Russia

Personnel
- Captain: Ashwani Chopra
- Coach: Nic Britz

International Cricket Council
- ICC status: Terminated (2022)
- ICC region: Europe

= Russia national cricket team =

The Russian national cricket team represents the Russian Federation in international cricket. In 2012, they were officially endorsed by the International Cricket Council (ICC) as an Affiliate member and were entitled to participate in ICC Official events. Since 2017, they have been an Associate Member. In April 2018, the ICC granted all its members full Twenty20 International (T20I) status. Therefore, all Twenty20 matches played between Russia and other ICC Members after 1 January 2019 had the full T20I status.

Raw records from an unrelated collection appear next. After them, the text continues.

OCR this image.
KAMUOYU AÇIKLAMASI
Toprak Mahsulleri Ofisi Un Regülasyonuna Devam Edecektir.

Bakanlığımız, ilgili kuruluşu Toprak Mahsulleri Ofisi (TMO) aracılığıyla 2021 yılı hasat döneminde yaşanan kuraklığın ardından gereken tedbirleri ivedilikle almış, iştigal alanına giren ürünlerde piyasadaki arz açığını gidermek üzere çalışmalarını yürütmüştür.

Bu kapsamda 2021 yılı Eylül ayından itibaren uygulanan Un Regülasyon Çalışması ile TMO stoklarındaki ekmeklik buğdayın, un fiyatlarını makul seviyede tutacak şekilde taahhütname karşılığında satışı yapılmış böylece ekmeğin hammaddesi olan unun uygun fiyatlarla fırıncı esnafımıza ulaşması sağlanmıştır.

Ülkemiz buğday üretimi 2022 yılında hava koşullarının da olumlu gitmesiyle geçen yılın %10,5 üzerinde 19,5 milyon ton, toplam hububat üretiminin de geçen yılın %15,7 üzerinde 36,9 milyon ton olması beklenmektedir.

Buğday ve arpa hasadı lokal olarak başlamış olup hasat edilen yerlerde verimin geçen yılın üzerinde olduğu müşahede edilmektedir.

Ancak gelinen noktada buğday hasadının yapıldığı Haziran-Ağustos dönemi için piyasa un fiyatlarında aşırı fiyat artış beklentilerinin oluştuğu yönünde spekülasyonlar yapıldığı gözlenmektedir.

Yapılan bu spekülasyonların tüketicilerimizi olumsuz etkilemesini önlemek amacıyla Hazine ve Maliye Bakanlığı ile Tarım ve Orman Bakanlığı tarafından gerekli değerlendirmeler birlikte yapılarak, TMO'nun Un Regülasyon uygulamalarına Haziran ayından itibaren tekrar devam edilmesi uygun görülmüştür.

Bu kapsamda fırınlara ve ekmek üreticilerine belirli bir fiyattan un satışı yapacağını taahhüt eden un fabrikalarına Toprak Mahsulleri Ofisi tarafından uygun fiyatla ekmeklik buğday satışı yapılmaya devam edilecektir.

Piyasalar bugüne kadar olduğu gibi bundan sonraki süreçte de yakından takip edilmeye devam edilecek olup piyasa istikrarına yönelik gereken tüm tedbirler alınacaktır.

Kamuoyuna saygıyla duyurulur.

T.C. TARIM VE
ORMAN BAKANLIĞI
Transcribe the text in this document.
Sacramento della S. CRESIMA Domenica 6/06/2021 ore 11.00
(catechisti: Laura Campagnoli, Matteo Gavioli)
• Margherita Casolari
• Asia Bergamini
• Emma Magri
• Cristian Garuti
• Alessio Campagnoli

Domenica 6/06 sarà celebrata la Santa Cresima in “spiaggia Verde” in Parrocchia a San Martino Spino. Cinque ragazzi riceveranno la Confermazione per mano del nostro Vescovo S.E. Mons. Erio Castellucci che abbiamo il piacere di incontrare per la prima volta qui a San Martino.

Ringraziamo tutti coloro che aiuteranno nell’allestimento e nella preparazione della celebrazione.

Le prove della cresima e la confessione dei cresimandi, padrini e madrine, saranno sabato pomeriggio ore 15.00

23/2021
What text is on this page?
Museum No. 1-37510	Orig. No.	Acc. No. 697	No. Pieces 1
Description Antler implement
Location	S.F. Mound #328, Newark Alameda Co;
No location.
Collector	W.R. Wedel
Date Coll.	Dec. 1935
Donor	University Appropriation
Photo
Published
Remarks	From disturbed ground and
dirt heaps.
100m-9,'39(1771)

However, in July 2022, the ICC terminated Russia's membership because of their continued non-compliance with ICC membership criteria.

==History==
The game was played in St Petersburg as early as the 1870s. In 1875, British city residents challenged the sailors of the Prince of Wales' Royal Yacht Osborne to a match.

Cricket Russia is the sole governing body of cricket in Russia. It was founded in 2004. The Russian national cricket team played their first home representative match against a touring side in 2008. Cricket Russia gained affiliation to the International Cricket Council in 2012.

The Russian Cricket Federation and its 44 regional bodies were formed in 2013. That same year, Russia participated in an international cricket tournament hosted by Malta.

In July 2019, cricket was not included in Russia's list of official sports. This meant that Cricket Russia did not receive government funding that year. However, cricket was included in a list of officially recognised sports in Russia in 2020, enabling the federation to apply for government funding.

On 18 July 2021, Russia was suspended due to continued non-compliance with ICC membership criteria. It was ordered to demonstrate compliance before the next AGM or face having its ICC membership terminated with immediate effect.

An ICC statement in July 2022 explained that Russia's 2021 suspension resulted from a failure to comply with ICC membership criteria dating back to July 2019 and that membership had been "terminated" following a failure to overcome those issues.